Les droits et les devoirs en toute transparence

Les réformes de l’investissement établissent, par ailleurs, plusieurs garanties, mais aussi plusieurs engagements au profit et du secteur et des investisseurs étrangers. Parmi les solutions salutaires qu’elle présente, figure la possibilité, pour l’investisseur étranger, de transférer ses bénéfices et ses actifs à l’étranger, simplifier les procédures de la BCT en limitant les délais de réponse à seulement trois mois, informer l’investisseur étranger sur les motifs de refus de ses demandes de transfert des devises à l’étranger, et ce, afin de garantir plus de transparence avec les institutions de l’Etat. Pour les start-up, il est possible de détenir un compte et un capital en devises.

La réforme mise, aussi, sur une déontologie à même de garantir aux investisseurs leurs droits à la propriété aussi bien industrielle qu’intellectuelle ainsi qu’à l’égalité des chances dans tout ce qui relève des procédures pro-investissement. En contrepartie, l’investisseur étranger est redevable de respecter les instructions et consignes relatives à la sécurité des employés et de fournir les informations portant sur l’application infaillible du code juridique.

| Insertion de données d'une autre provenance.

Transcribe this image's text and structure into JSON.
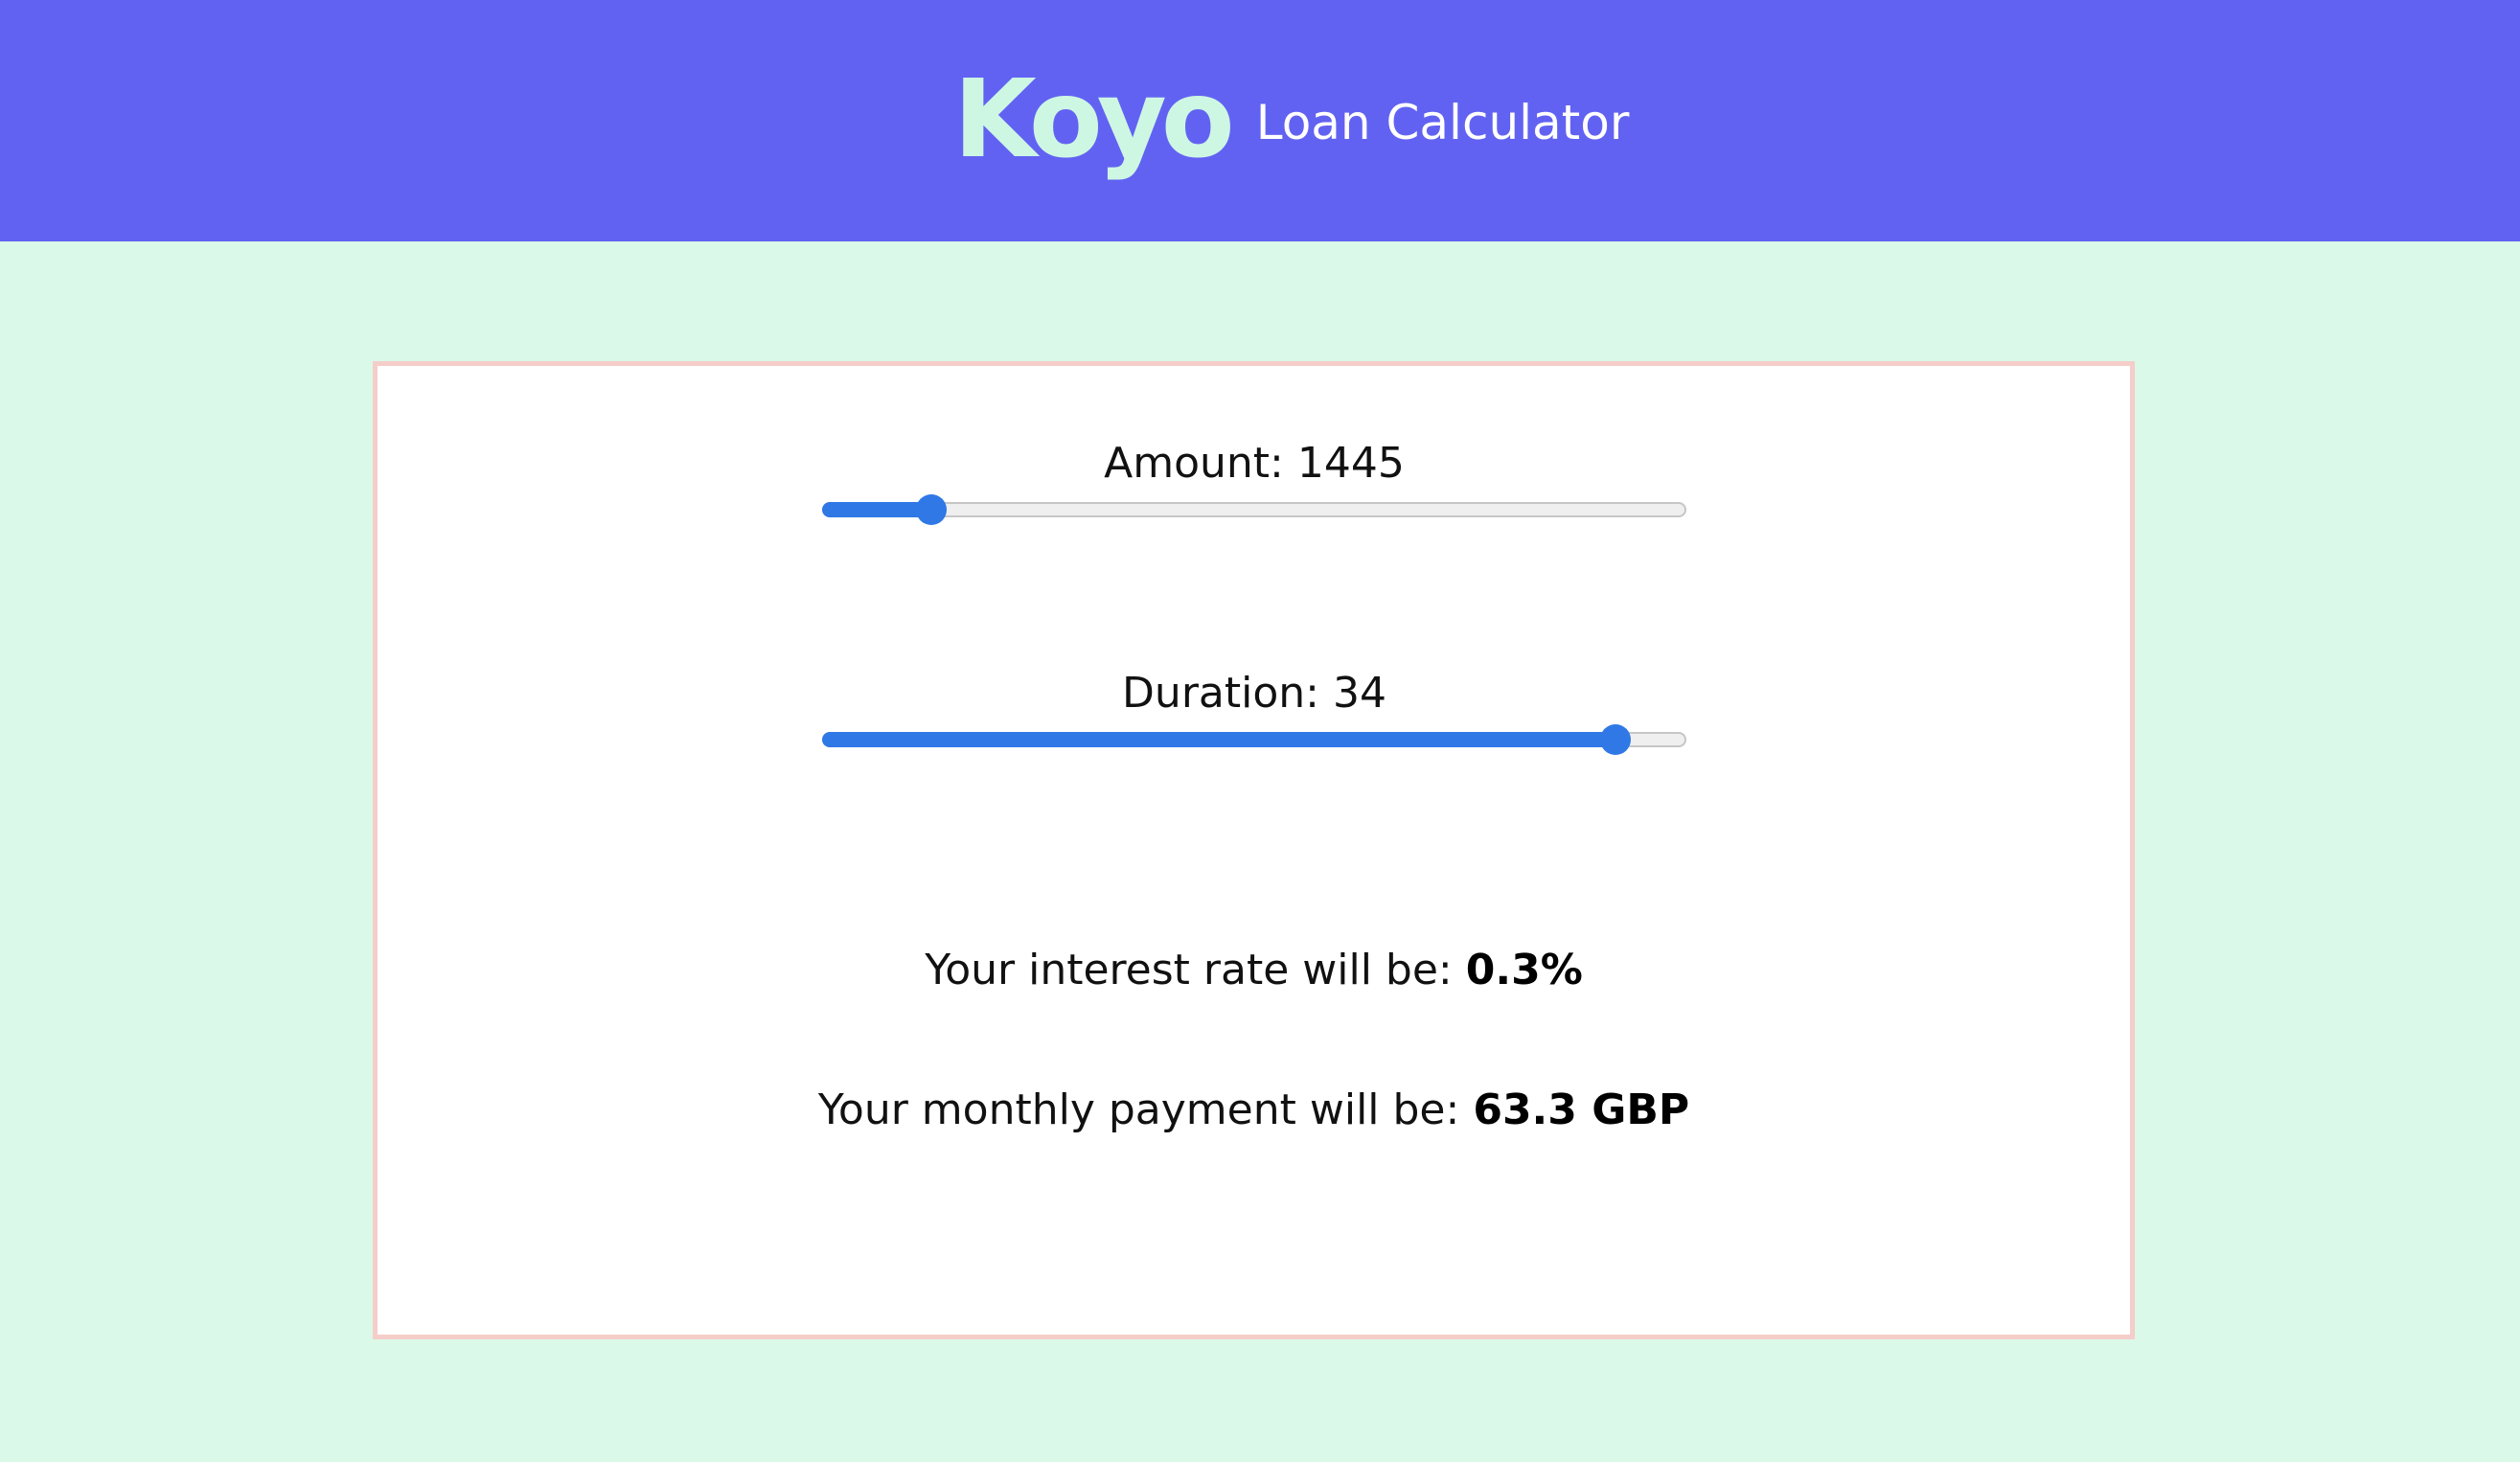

S’agissant de la gouvernance dans le secteur de l’investissement, M. Ayari met en exergue les multiples défaillances à combler, dont «une couverture sectorielle incomplète» au détriment de secteurs importants, «l’absence d’une stratégie nationale de promotion de l’investissement et une faible participation du secteur privé», une couverture géographique disparate qui entrave la réactivité des mécanismes dans les régions et au partage des activités sur un pied d’égalité, sans oublier une couverture fonctionnelle bien en deçà des efforts et des résultats requis.

Le coup de pouce !

La nouvelle loi d’investissement établit, toutefois, des incitations fiscales et financières qui valent le mérite d’être rappelées ; des incitations qui ont pour finalité de promouvoir le développement dans les régions. En effet, elles concernent deux groupes bien déterminés. Le premier bénéficie d’une «prime d’investissement de 15% avec un plafond de 1,5MD ; d’une déduction totale à 100% de l’assiette imposable pendant cinq ans et soumission à 10% après ainsi que d’une prise en charge de la contribution patronale pendant cinq ans». Quant au second groupe, il bénéficie d’une «prime d’investissement de 30% avec un plafond de 3MD ; d’une déduction totale à 100% de l’assiette imposable pendant dix ans et d’une soumission à 10% après ainsi que d’une prise en charge de la contribution patronale pendant dix ans».